Off-Broadway's Playwrights Horizons has lifted the curtain on its 2024–2025 season, with world premieres from Sarah Mantell, Ryan J. Haddad, Jordan Harrison and more.
The season will kick off in September with the world premiere of Book of Travelers/Magnificent Bird, a new collection of solo musical plays written and performed by Gabriel Kahane. The two works, described as "concept albums" in press notes, will perform in repertory on alternating nights. The first follows Kahane on a 9,000-mile train journey, meeting strangers as he travels through a divided country. The second piece chronicles an offline year and its surprising challenges. Annie Tippe will direct in the Peter Jay Sharp Theater.
Breaking the Binary Theatre is co-producing a world premiere for Sarah Mantell's In the Amazon Warehouse Parking Lot in October on the Mainstage Theater. Part queer love story and part speculative fiction, the play follows a band of queer warehouse workers traveling from job to job as oceans rise and coastlines recede. Sivan Battat will direct.

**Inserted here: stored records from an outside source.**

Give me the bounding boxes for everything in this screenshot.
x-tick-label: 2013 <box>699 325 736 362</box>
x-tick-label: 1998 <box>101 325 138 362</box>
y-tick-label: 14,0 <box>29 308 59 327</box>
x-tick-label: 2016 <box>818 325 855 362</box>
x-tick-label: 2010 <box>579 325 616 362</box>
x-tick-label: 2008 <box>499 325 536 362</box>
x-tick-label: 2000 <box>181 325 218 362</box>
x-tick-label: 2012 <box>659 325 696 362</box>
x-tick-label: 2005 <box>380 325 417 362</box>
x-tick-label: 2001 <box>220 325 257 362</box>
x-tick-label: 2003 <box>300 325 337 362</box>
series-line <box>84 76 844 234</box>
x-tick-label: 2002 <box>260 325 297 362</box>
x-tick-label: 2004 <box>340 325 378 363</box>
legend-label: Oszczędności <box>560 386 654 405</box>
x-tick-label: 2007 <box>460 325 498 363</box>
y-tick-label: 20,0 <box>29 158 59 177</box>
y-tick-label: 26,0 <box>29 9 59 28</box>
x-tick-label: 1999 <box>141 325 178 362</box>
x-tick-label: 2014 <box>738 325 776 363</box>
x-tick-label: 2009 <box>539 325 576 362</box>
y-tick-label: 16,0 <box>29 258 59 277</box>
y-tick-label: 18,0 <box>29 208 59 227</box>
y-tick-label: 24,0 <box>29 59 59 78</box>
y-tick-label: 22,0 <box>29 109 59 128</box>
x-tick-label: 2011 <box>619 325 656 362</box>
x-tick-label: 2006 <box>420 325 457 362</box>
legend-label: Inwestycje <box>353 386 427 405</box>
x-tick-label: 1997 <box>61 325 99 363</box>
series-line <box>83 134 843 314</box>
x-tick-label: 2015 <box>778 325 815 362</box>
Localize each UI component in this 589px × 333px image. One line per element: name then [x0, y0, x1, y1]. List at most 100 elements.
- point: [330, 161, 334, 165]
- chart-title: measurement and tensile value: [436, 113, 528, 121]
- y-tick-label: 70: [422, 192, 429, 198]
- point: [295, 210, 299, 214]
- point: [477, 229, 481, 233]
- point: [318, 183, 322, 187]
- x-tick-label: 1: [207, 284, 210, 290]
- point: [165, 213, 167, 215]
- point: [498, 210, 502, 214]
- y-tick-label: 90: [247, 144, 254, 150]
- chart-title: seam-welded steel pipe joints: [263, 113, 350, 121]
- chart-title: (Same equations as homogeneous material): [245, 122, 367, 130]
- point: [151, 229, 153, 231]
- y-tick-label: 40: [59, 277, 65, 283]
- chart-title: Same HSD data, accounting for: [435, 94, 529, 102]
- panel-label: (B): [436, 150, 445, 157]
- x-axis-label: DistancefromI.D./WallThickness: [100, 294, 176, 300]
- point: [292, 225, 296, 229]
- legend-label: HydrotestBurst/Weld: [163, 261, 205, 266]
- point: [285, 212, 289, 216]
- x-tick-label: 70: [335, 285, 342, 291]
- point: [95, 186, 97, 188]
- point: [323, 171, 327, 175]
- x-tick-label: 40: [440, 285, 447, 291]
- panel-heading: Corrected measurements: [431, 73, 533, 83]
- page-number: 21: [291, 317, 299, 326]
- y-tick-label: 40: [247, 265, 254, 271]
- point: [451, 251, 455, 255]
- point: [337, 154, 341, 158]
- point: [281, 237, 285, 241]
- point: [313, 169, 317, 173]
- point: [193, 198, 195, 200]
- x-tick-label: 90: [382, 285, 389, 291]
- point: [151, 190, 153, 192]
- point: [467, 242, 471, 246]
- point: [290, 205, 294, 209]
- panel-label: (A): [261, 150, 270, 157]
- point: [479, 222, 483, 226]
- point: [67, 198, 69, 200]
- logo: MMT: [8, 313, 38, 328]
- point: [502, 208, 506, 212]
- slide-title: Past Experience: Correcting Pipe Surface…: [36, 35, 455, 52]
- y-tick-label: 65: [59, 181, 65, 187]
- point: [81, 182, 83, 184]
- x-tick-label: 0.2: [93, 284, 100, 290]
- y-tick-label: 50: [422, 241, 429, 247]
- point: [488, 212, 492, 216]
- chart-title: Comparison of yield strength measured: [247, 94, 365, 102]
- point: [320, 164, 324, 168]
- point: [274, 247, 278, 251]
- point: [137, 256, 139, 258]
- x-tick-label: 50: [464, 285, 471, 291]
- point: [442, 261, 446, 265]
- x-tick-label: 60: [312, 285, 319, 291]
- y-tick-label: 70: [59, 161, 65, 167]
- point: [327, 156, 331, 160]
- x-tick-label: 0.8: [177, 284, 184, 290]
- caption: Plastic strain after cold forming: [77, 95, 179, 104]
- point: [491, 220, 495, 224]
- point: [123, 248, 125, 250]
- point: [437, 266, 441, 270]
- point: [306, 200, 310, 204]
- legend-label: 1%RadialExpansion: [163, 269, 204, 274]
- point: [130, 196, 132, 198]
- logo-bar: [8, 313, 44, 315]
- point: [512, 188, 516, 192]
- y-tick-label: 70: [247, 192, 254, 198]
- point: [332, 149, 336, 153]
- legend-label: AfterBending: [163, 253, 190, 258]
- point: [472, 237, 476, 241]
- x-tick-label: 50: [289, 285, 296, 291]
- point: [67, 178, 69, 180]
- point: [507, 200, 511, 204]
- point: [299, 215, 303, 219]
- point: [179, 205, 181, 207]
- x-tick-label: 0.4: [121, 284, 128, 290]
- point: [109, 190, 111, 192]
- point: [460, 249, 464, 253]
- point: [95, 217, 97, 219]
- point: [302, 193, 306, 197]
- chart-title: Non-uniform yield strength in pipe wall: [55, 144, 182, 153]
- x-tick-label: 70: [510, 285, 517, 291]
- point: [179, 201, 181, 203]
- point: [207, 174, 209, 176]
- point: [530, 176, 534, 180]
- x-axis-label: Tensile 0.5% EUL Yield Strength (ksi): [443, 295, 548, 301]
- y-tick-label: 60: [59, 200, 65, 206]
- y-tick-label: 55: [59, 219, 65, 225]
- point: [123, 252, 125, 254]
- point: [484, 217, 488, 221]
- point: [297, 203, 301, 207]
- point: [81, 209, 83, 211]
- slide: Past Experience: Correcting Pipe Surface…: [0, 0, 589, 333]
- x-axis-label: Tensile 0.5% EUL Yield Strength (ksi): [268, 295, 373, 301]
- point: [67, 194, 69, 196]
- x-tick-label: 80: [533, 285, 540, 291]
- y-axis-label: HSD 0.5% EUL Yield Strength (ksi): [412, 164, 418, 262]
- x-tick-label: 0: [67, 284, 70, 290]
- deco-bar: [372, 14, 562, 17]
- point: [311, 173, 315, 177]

Next up will be an Off-Broadway premiere for This Is My Favorite Song, written and performed by Francesca D'Uva. The piece fuses stand-up with "original digital-pop bangers," exploring life after loss. Performances will begin in November, with Sam Max directing.
Moving into 2025, Jordan Harrison (Marjorie Prime) will bring his new work The Antiquities for a world premiere run beginning in January, a co-production with Vineyard Theatre and Chicago's Goodman Theatre. Performing on the Playwrights Mainstage, the work takes place decades in the future in a museum dedicated to memorializing human life in the early 21st century.
Ryan J. Haddad will perform in the world premiere of his new work Hold Me in the Water beginning in April 2025 on the Mainstage. The solo play sees Haddad recounting his first love. Danny Sharron is directing.
Casting, dates, and creative teams are to be announced, along with an additional production to perform in spring 2025.
"This season feels like a homecoming to me, a return to the essential, human purpose of theatre," says Artistic Director Adam Greenfield in a statement. "In this collection of works, we see great artists wrestling with some very real threats to humanity: climate change, unbridled technology, authoritarianism, indifference, coronaviruses. But in the midst of these rocky and unnerving times, each of these stories ultimately is searching for solace in connection with others. The experience of live theatre—specifically in an intimate space like ours—uniquely carries the ability to confront the fragility and transience of our relationships, our selves, our societies, and our species; to amplify the singularity of being alive, and to share the mystery of that experience with others. We’re delighted to introduce Playwrights Horizons' 2024-25 season: the premiere of six daring new works from a wildly diverse roster of artists, ranging in scale from cosmic to cozy, and each an experience unlike anything else.”
Various season ticket packages are available at PlaywrightsHorizons.org.